Once you’ve determined which AMIs implement your compliance requirements, you need to ensure that EC2 instances launched within your compliance boundary are using only those AMIs. All AMIs you produce can be shared across your entire AWS Organization or to all accounts within an OU.

The Allowed AMIs feature in EC2 is the last easy button. You can configure the criteria that define which AMIs are available for use within each account and region. The easy button criteria is to specify that only images produced by AWS and by the AWS account that houses our AMI factory are made available.

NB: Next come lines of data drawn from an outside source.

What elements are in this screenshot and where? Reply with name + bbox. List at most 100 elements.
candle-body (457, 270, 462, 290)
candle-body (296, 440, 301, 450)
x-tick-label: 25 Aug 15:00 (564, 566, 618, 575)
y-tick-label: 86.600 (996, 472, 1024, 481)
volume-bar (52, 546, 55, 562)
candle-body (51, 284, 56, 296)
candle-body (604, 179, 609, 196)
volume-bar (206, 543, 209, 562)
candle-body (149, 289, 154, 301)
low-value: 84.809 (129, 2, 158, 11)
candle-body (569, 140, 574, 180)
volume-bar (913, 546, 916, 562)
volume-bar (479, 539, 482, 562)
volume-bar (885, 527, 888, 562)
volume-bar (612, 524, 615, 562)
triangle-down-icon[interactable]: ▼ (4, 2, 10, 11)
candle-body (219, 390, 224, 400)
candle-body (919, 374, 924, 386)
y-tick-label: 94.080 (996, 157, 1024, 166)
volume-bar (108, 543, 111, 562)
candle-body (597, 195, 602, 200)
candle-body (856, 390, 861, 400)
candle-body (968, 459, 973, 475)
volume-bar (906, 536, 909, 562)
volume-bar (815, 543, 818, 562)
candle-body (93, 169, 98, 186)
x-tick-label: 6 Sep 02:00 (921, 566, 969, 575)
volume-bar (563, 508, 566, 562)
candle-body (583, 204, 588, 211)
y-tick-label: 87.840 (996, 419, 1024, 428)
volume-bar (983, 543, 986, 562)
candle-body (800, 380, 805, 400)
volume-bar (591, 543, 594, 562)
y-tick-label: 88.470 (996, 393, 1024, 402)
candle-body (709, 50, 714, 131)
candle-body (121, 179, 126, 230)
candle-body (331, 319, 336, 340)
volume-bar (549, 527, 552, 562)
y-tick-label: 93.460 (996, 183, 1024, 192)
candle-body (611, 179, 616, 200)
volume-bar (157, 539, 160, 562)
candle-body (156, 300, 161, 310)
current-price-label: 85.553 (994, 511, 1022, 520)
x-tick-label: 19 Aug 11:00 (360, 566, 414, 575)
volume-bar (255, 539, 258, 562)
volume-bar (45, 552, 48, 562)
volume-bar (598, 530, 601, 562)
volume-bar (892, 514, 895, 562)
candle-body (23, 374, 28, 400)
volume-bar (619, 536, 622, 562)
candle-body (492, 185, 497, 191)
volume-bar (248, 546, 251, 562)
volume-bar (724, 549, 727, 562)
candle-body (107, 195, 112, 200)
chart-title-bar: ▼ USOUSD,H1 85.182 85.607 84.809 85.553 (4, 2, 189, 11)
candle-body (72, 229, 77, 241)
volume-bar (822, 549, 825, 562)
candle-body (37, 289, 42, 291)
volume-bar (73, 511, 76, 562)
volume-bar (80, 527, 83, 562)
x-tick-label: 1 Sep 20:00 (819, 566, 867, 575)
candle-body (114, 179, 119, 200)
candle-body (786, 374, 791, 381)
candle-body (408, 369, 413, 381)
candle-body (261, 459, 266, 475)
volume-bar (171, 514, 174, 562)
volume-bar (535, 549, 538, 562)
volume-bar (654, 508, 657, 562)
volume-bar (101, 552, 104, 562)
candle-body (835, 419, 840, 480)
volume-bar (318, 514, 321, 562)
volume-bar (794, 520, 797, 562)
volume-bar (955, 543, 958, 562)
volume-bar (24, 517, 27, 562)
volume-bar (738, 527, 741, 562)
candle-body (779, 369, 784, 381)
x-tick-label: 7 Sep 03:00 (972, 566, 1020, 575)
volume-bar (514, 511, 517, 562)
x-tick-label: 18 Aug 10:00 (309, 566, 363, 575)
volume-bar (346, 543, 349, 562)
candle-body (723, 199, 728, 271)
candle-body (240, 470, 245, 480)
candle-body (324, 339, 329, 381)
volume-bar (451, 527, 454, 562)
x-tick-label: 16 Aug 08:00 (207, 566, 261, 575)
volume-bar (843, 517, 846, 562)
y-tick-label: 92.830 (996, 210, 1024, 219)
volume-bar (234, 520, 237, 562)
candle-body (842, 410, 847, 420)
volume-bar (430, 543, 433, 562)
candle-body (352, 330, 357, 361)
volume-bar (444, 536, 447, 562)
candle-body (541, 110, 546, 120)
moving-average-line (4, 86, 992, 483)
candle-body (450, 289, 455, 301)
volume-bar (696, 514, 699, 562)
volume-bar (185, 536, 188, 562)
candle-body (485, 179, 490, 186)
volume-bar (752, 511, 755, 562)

#7 - Treat your EC2 instances like cattle, not pets

The final easy button is to treat your EC2 instances like cattle, not like pets. If we embrace this and other DevOps philosophies with respect to how we manage our EC2 instances every instance is relatively ephemeral with instances being terminated regularly due to autoscaling and lifecycle management and new instances using the latest version of the compliant AMIs are regularly being launched using autoscaling or other automation. This degree of constant change in an EC2 environment will naturally tend to ensure newly produced AMIs are consumed, but do not depend on it to ensure adoption.

You should consider setting a maximum age for any EC2 instance within your compliance boundary and a policy that any instance reaching that age is terminated and replaced with a new one using the latest AMI. This gives you assurances that no instance within your boundary has gone more than N days without the latest hardening configurations and patches.